Eliza’s Irishness, for example – was she really Irish? And what kind of Irish, while we were at it? The right kind, Stewart answered, in the main – her manners seemed bred, not learned. Though it was possible she was about as Irish as any woman who wanted to do well in Paris where they thought the Irish
sauvage
and the English only spinsters.

But why should she doubt it? (His aunt was being most vexing.) Of course Eliza was Irish. There was the whole business of those ‘laughing eyes’. There was the embarrassing tendency towards politics. An insistence, almost.
There
was the frankness of her habits; a sometimes comic sense of cunning, which seemed to wander wherever, and tease at a man, particularly at his privates.

And what of it? She is more than all that, he told his dead aunt, as he made his way through the muck – she is also Eliza.

Her house was a lantern. A low, ordinary bungalow, quite large; instead of walls there were curtains of canvas hanging from the eaves. The lights glowed through the greased cotton until the whole shallow cube seemed to float in front of a man’s eyes: particularly if he was hungry. If he was very hungry, the place seemed to dance and recede, and then it seemed to be in front of his nose and very bright, just a little bit too soon.

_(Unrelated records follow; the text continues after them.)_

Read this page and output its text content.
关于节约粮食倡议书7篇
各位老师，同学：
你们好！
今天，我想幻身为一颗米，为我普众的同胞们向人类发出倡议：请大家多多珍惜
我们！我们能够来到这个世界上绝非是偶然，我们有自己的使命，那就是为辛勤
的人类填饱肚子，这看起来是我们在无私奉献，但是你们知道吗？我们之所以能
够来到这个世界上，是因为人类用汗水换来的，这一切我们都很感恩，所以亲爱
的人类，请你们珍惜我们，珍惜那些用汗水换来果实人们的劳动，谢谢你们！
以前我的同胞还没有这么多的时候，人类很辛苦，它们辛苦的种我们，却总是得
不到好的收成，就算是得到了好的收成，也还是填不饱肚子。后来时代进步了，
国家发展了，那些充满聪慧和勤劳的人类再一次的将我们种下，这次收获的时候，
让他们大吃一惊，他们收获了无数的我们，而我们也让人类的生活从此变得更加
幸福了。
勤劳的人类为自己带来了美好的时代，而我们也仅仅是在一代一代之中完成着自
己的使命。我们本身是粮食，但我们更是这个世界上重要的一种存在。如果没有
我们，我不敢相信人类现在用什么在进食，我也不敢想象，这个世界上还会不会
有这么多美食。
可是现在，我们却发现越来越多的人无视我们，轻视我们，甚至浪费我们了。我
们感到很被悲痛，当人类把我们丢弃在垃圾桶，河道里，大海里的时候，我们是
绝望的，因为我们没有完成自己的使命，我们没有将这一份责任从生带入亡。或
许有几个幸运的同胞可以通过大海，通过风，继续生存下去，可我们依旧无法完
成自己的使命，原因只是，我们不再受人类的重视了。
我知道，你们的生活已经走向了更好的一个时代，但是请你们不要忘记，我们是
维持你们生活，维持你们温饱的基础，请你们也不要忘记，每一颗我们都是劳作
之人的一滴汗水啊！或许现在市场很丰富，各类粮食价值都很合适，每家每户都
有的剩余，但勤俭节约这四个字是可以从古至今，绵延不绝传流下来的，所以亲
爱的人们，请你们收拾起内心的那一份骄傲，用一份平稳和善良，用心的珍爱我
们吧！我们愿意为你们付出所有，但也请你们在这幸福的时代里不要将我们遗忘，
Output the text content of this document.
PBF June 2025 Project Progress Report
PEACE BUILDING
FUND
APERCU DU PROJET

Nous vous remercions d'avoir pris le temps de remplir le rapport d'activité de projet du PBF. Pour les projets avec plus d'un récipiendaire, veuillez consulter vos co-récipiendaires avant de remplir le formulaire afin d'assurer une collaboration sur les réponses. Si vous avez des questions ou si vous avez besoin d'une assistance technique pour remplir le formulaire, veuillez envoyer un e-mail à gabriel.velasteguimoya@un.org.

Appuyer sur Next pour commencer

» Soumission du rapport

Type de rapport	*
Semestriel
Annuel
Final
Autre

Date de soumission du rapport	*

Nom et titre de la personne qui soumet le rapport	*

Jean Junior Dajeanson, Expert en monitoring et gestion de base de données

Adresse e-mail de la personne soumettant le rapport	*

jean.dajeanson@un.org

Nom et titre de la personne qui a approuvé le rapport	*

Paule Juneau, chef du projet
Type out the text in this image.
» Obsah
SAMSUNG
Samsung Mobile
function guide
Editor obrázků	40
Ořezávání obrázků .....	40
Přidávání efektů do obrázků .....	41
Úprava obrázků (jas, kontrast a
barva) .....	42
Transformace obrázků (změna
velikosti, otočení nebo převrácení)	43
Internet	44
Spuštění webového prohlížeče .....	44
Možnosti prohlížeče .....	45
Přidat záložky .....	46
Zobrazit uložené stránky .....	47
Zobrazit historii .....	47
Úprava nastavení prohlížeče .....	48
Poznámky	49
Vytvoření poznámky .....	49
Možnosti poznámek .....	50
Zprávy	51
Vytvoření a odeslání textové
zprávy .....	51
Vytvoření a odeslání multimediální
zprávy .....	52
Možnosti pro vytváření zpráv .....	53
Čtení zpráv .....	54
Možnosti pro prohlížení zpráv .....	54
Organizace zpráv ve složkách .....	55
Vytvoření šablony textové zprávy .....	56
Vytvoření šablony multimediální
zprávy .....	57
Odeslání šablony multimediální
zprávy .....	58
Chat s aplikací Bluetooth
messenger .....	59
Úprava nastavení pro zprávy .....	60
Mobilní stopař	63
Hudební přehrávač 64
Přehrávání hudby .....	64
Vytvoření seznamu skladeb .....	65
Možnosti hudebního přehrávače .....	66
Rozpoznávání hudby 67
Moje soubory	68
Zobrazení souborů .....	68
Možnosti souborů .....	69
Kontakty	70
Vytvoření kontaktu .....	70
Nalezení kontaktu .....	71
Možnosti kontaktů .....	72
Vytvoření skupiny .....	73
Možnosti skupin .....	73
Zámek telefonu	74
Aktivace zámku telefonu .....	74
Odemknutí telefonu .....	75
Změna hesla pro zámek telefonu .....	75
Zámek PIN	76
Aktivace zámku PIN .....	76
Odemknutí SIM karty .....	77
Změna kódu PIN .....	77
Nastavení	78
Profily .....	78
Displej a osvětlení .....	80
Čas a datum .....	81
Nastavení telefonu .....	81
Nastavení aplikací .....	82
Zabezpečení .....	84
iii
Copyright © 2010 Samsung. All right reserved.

A man might push aside the flap of the door as Saladin entering his pavilion, or Genghis Khan his Mongolian yurt. Stewart swept the canvas aside and stepped into the ‘hall’. He had brought a copy of Suetonius for Eliza to read, but thought it, of a sudden, all wrong, and slipped it, quietly, on to the card table as he waited to be shown through. The inner walls were also cloth and he followed an embroidered scene down to the dining room; a little miracle fashioned from curtains and tapestry and painted cotton.

‘Welcome to my field tent,’ said Eliza, with a wave at the vaguely billowing walls, and she walked with a frank affection towards him, raising her hand for the kiss. Then she turned and swept him towards the other men.